Humanized Ccr8 Mouse Model Provides A Translational Tool For Anti-Human Ccr8 Antibody Drug Development.

Abstract CCR8 is reported as an important chemokine receptor expressed on intra-tumoral Tregs and plays a critical role in CCR8+Treg-mediated immunosuppression via inducing STAT3-dependent overexpression of FOXP3, CD39, IL-10, and granzyme B on Tregs with interaction of CCL1 (CCR8 ligand). CCR8 becomes a promising target in the anticancer drug development. Generation of humanized CCR8 mouse model can greatly improve translation and accelerate CCR8-related drug development.
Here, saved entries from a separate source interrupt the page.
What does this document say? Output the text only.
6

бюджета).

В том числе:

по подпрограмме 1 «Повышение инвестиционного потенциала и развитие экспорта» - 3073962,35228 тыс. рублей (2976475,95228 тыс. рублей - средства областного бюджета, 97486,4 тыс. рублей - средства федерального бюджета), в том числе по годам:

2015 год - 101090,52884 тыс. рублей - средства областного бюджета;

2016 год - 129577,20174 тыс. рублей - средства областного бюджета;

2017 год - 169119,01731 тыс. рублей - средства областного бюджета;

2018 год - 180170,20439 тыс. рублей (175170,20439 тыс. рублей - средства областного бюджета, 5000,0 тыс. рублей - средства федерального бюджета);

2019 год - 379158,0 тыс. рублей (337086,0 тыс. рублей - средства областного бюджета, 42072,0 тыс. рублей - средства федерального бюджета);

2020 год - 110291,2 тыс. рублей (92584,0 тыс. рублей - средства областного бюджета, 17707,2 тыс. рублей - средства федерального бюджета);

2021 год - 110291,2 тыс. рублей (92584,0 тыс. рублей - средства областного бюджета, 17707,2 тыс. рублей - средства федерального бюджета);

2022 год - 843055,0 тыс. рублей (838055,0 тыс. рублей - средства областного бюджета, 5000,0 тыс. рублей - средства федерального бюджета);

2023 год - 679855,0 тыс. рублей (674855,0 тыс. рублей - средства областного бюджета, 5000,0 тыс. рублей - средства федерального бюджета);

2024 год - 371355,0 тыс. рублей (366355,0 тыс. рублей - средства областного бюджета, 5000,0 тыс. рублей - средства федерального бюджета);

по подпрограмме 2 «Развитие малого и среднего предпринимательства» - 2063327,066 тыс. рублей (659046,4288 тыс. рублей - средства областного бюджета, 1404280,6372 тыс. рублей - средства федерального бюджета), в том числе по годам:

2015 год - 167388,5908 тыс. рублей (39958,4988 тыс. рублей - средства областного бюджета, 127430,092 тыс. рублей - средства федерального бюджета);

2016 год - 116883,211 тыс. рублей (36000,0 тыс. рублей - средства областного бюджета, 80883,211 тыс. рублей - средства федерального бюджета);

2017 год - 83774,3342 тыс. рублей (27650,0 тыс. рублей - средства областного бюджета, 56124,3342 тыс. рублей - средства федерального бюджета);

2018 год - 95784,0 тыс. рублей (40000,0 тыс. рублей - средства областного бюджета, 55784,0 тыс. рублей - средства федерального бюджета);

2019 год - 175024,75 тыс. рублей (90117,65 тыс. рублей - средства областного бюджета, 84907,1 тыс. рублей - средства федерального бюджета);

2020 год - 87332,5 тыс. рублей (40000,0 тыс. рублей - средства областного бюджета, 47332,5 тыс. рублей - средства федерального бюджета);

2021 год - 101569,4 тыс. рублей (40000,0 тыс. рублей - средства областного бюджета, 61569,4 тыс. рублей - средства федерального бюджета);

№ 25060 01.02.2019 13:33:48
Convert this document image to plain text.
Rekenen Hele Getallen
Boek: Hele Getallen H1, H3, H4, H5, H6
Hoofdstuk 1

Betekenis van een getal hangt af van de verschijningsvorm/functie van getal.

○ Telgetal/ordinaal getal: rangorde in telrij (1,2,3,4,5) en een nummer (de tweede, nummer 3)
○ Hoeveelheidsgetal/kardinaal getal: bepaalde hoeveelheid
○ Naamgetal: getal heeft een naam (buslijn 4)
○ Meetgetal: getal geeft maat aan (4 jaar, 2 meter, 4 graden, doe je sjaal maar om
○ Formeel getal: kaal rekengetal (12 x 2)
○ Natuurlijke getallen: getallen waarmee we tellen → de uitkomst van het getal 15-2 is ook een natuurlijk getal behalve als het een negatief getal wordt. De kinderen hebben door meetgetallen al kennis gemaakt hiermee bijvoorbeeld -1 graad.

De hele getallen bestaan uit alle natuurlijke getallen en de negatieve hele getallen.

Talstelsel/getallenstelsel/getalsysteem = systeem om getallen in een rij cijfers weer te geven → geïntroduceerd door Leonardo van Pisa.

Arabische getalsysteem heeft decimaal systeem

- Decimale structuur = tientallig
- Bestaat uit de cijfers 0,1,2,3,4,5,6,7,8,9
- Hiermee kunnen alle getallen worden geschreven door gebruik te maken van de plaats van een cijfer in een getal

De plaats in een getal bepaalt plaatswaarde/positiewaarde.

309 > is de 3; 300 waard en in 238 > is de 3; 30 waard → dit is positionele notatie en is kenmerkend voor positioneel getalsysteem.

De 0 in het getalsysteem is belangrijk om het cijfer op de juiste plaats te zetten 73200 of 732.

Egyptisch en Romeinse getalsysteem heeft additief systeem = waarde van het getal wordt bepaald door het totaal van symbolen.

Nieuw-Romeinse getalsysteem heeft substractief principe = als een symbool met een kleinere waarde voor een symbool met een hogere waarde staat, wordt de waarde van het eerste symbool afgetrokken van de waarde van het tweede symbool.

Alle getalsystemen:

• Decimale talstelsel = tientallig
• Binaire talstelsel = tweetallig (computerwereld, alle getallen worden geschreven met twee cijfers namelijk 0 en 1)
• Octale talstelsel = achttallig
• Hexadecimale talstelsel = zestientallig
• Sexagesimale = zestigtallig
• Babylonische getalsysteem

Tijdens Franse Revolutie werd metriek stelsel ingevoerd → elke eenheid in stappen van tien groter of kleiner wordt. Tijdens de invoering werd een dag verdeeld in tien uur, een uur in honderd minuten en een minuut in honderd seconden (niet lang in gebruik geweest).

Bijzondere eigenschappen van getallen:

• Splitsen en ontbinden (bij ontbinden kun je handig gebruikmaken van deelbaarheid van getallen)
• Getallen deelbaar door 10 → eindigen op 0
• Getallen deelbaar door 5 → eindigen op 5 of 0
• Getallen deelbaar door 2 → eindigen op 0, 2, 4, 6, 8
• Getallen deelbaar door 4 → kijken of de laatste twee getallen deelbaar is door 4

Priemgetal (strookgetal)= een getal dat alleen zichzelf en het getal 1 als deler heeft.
To evaluate the anti-tumor efficacy of human CCR8 blockade in tumor mouse models, Biocytogen has successfully generated a novel CCR8 humanized knock-in mouse strain to support anti-human CCR8 antibody drug development. In this mouse model, the full length of encoding sequences of mouse CCR8 gene were replaced by the full length of encoding sequences of human CCR8 (hCCR8) gene. CCR8 gene expression in WT and B-hCCR8 mice were tested by RT-PCR. Human CCR8 mRNA was detected in hCCR8 mice model but not in wild-type mice. Protein expression of human CCR8 in hCCR8 mice was evaluated by flow cytometer in a colon cancer cell line MC38 tumor bearing mouse model. The human CCR8 protein were successfully detected in tumor-infiltrating Tregs in B-hCCR8 mice bearing MC38 tumor, but not in Treg cells from spleen. An anti-tumor efficacy study showed significant tumor growth inhibition of hCCR8 antibodies in B-hCCR8 mice bearing MC38 tumors, suggesting that the B-hCCR8 mouse model is an effective tool for in vivo efficacy evaluation of therapeutic hCCR8 antibodies to support anti-human CCR8 antibody clinical development. Citation Format: Linlin Wang, Chengzhang Shang, Jing Zhang, Yichao Chen, Leila Kokabee, Qingcong Lin. Humanized CCR8 mouse model provides a translational tool for anti-human CCR8 antibody drug development [abstract]. In: Proceedings of the American Association for Cancer Research Annual Meeting 2021; 2021 Apr 10-15 and May 17-21. Philadelphia (PA): AACR; Cancer Res 2021;81(13_Suppl):Abstract nr 2954.